Un majordome de Michel Barnier a-t-il vraiment été arrêté pour trafic de cocaïne ?
Auteur : Hugo Guguen, juriste
Relecteurs : Etienne Merle, journaliste
Clara Robert-Motta, journaliste
Liens d’intérêts ou fonctions politiques déclarés des intervenants à l’article : aucun
Secrétariat de rédaction : Maylis Ygrand, journaliste
Source : Compte Facebook, le 9 novembre 2024
Si un employé de Matignon se livrait à du trafic de cocaïne, il n’était cependant pas majordome et n’a jamais travaillé pour Michel Barnier en raison d’un arrêt maladie commencé en mars 2023.
Alice, le Chapelier fou, le chat du Cheshire et la Reine rouge s’invitent-ils à l’Hôtel de Matignon ? Le 7 novembre 2024, les forces de l’ordre ont arrêté un suspect au profil pour le moins stupéfiant.

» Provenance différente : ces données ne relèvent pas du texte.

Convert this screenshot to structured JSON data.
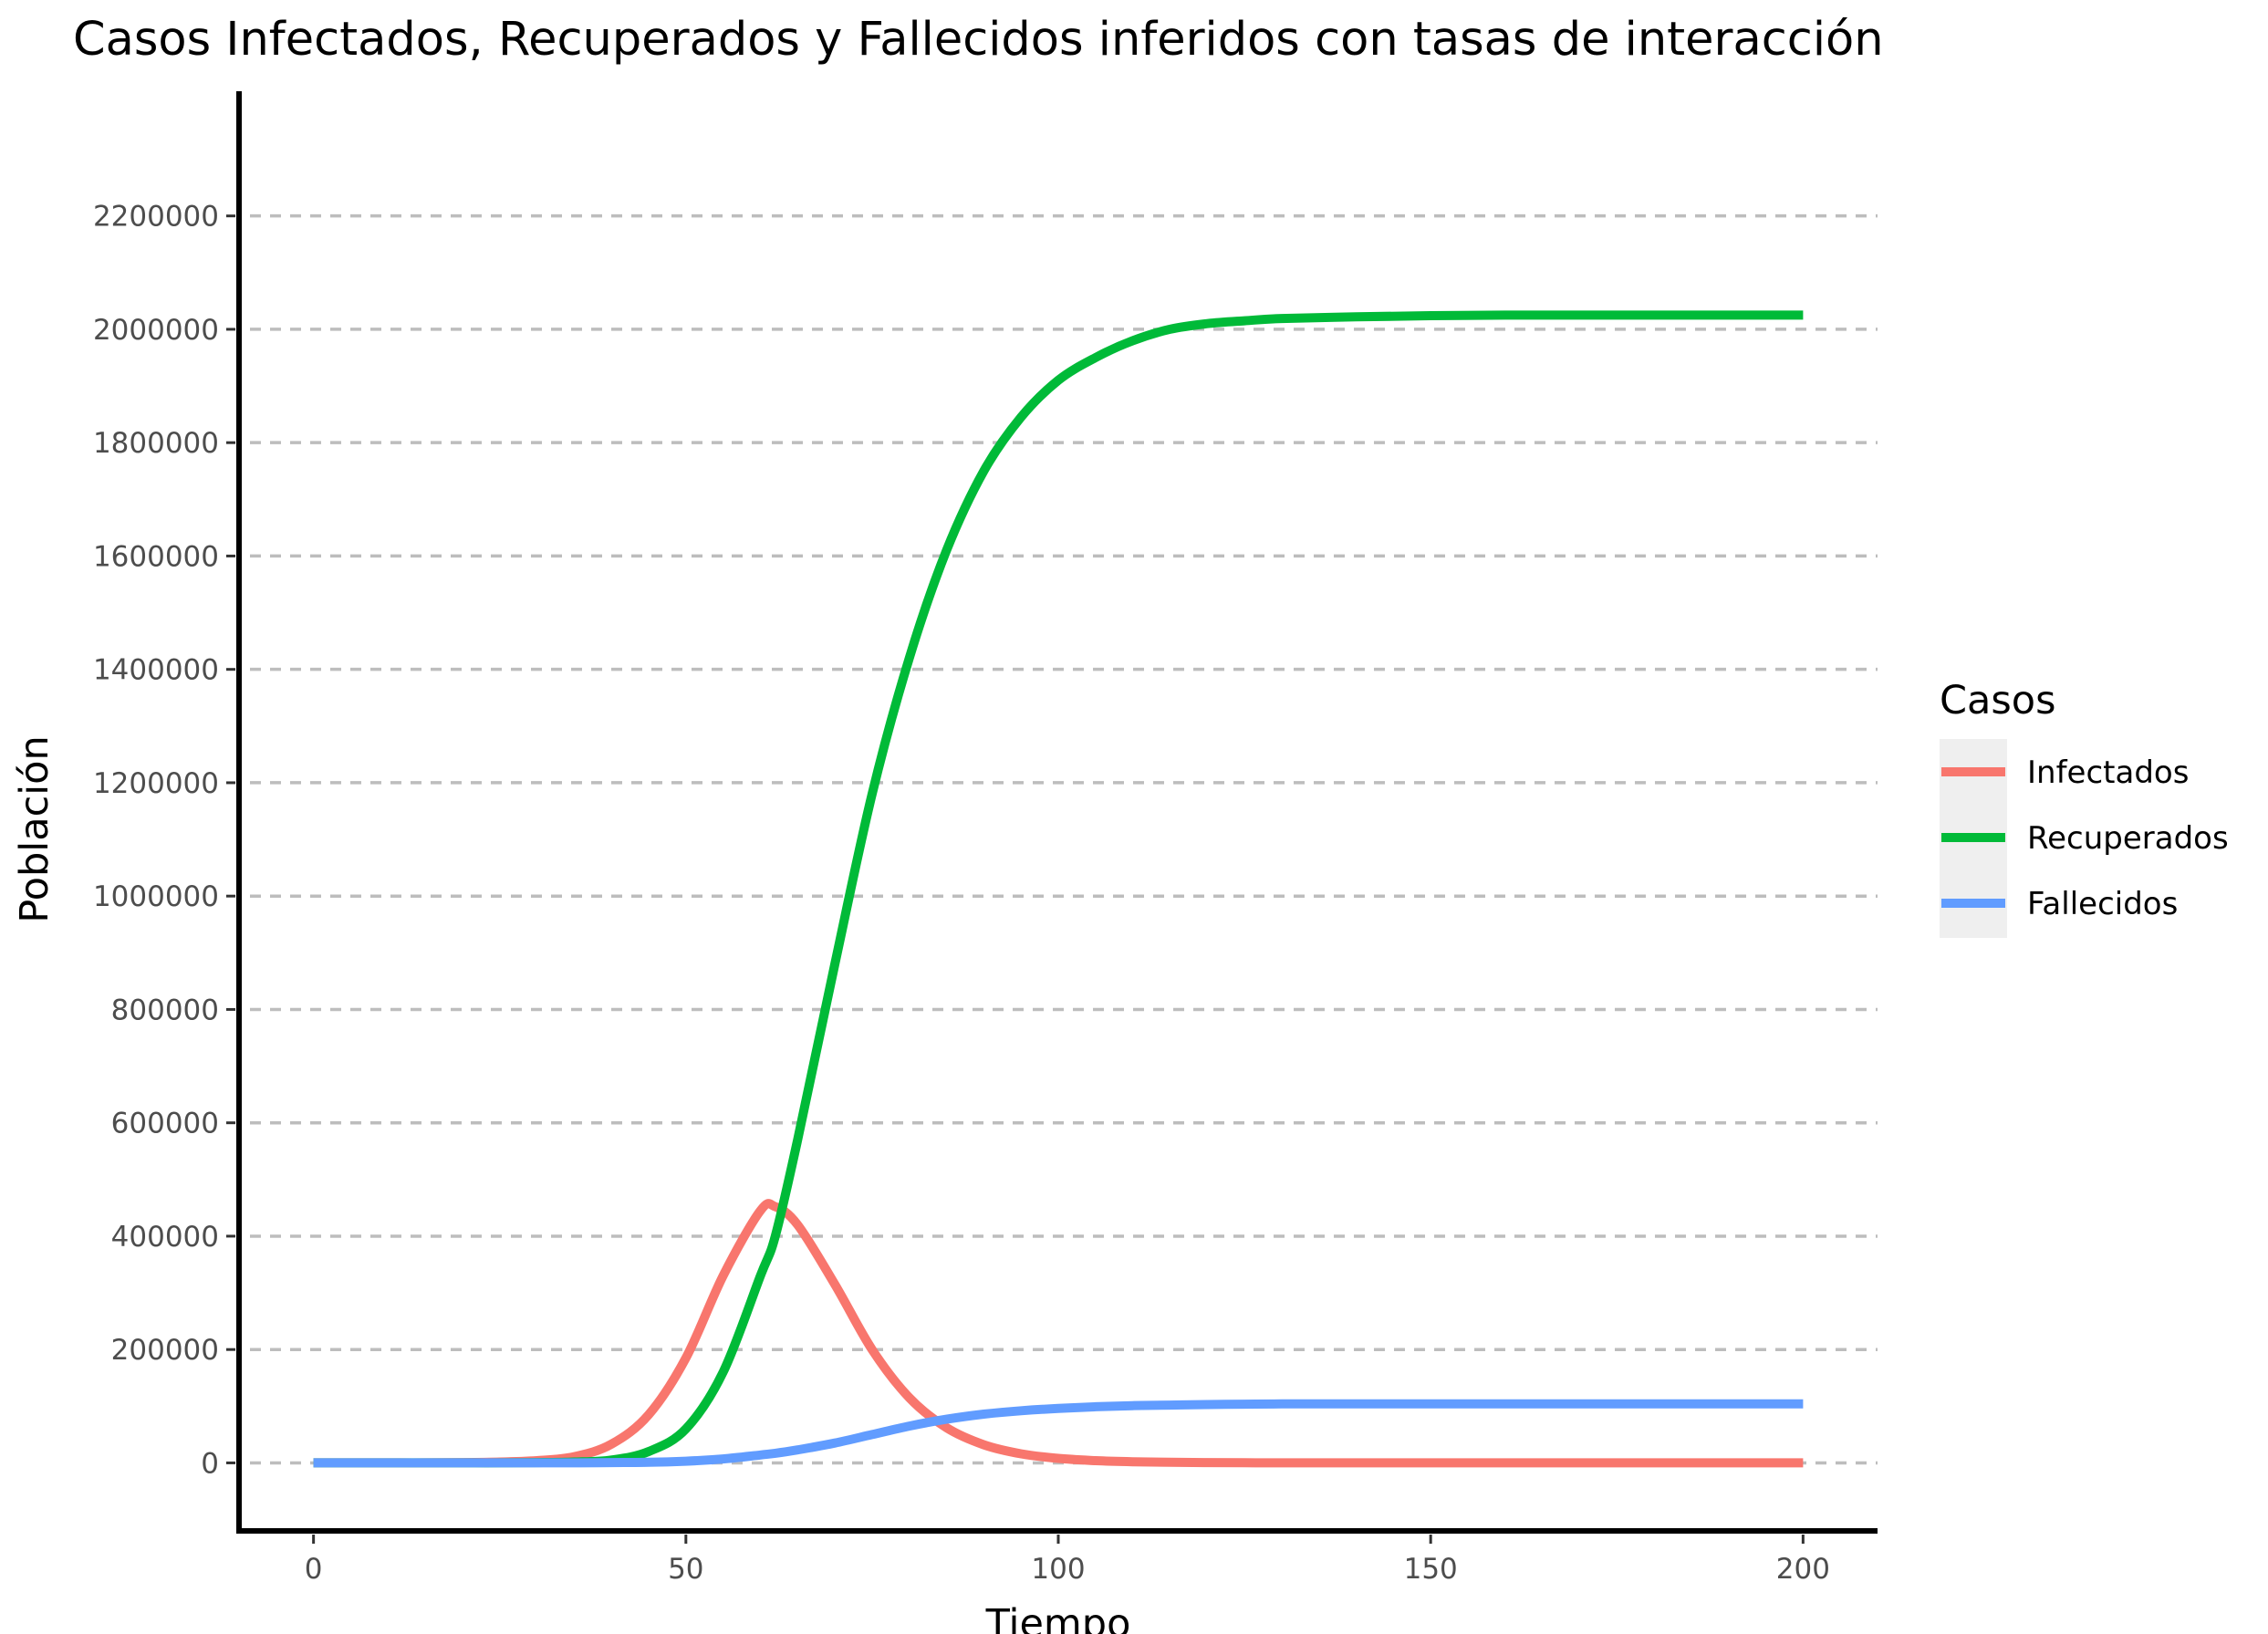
{
  "chart_data": {
    "type": "line",
    "title": "Casos Infectados, Recuperados y Fallecidos inferidos con tasas de interacción",
    "xlabel": "Tiempo",
    "ylabel": "Población",
    "xlim": [
      -10,
      210
    ],
    "ylim": [
      -120000,
      2420000
    ],
    "x_ticks": [
      0,
      50,
      100,
      150,
      200
    ],
    "x_tick_labels": [
      "0",
      "50",
      "100",
      "150",
      "200"
    ],
    "y_ticks": [
      0,
      200000,
      400000,
      600000,
      800000,
      1000000,
      1200000,
      1400000,
      1600000,
      1800000,
      2000000,
      2200000
    ],
    "y_tick_labels": [
      "0",
      "200000",
      "400000",
      "600000",
      "800000",
      "1000000",
      "1200000",
      "1400000",
      "1600000",
      "1800000",
      "2000000",
      "2200000"
    ],
    "grid": "horizontal dashed",
    "legend": {
      "title": "Casos",
      "placement": "right"
    },
    "x": [
      0,
      5,
      10,
      15,
      20,
      25,
      30,
      35,
      40,
      45,
      50,
      55,
      60,
      62,
      65,
      70,
      75,
      80,
      85,
      90,
      95,
      100,
      105,
      110,
      115,
      120,
      125,
      130,
      140,
      150,
      160,
      170,
      180,
      190,
      200
    ],
    "series": [
      {
        "name": "Infectados",
        "color": "#F8766D",
        "values": [
          0,
          0,
          0,
          0,
          500,
          1500,
          4000,
          11000,
          33000,
          85000,
          185000,
          330000,
          445000,
          452000,
          420000,
          315000,
          200000,
          115000,
          62000,
          32000,
          16000,
          8000,
          4000,
          2000,
          1000,
          500,
          200,
          100,
          0,
          0,
          0,
          0,
          0,
          0,
          0
        ]
      },
      {
        "name": "Recuperados",
        "color": "#00BA38",
        "values": [
          0,
          0,
          0,
          0,
          0,
          0,
          500,
          1500,
          5000,
          20000,
          60000,
          160000,
          330000,
          400000,
          570000,
          880000,
          1180000,
          1420000,
          1610000,
          1750000,
          1845000,
          1910000,
          1950000,
          1980000,
          2000000,
          2010000,
          2015000,
          2019000,
          2022000,
          2024000,
          2025000,
          2025000,
          2025000,
          2025000,
          2025000
        ]
      },
      {
        "name": "Fallecidos",
        "color": "#619CFF",
        "values": [
          0,
          0,
          0,
          0,
          0,
          0,
          0,
          0,
          500,
          1000,
          3000,
          7000,
          14000,
          17000,
          23000,
          35000,
          50000,
          65000,
          77000,
          86000,
          92000,
          96000,
          99000,
          101000,
          102000,
          103000,
          103500,
          104000,
          104000,
          104000,
          104000,
          104000,
          104000,
          104000,
          104000
        ]
      }
    ]
  }
}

Selon Le Parisien, l’individu contrôlé disposait de 28 bonbonnes de cocaïne, soit près de 51 g (un prix de revente équivaut à 3300 euros), 1400 euros en liquide, mais également… d’un badge d’accréditation attestant de sa profession de maître d’hôtel à Matignon.
Âgé de 26 ans, le suspect dénommé Vincent P. a reconnu les faits dès son placement en garde à vue et a alors comparu sur reconnaissance préalable de culpabilité. Le 9 novembre 2024, il a été condamné par le parquet de Paris pour “transport, détention, acquisition, offre ou cession de stupéfiants”, précisent nos confrères du Figaro.
Selon TF1, le tribunal a ainsi infligé au jeune maître d’hôtel une peine d’un an d’emprisonnement, dont six mois avec sursis, ainsi que d’une amende de 3 000 euros. Ni une ni deux, de nombreux internautes ont fait un lien entre cette condamnation et un trafic de stupéfiants “au plus haut niveau de l’État”.
Des internautes accusent alors Michel Barnier d’avoir un majordome servant de “dealer particulier”. En réalité, s’il est effectivement employé à Matignon, hôtel où vit et travaille le Premier ministre, le jeune homme n’est pas majordome et n’a vraisemblablement pas croisé son actuel locataire, contrairement à ce que laissent entendre certains internautes sur les réseaux sociaux.
Poudre de perlimpinpin et poudre blanche
C’est en tout cas ce qui ressort de la communication de Matignon, mais également celle du parquet de Paris. Selon les services du Premier ministre, Vincent P. a rejoint le service d’intendance de l’hôtel en 2022, en tant que maître d’hôtel. En raison de multiples abus de langages (notamment dans la presse), de nombreux internautes ont confondu la profession de majordome et celle de maître d’Hôtel.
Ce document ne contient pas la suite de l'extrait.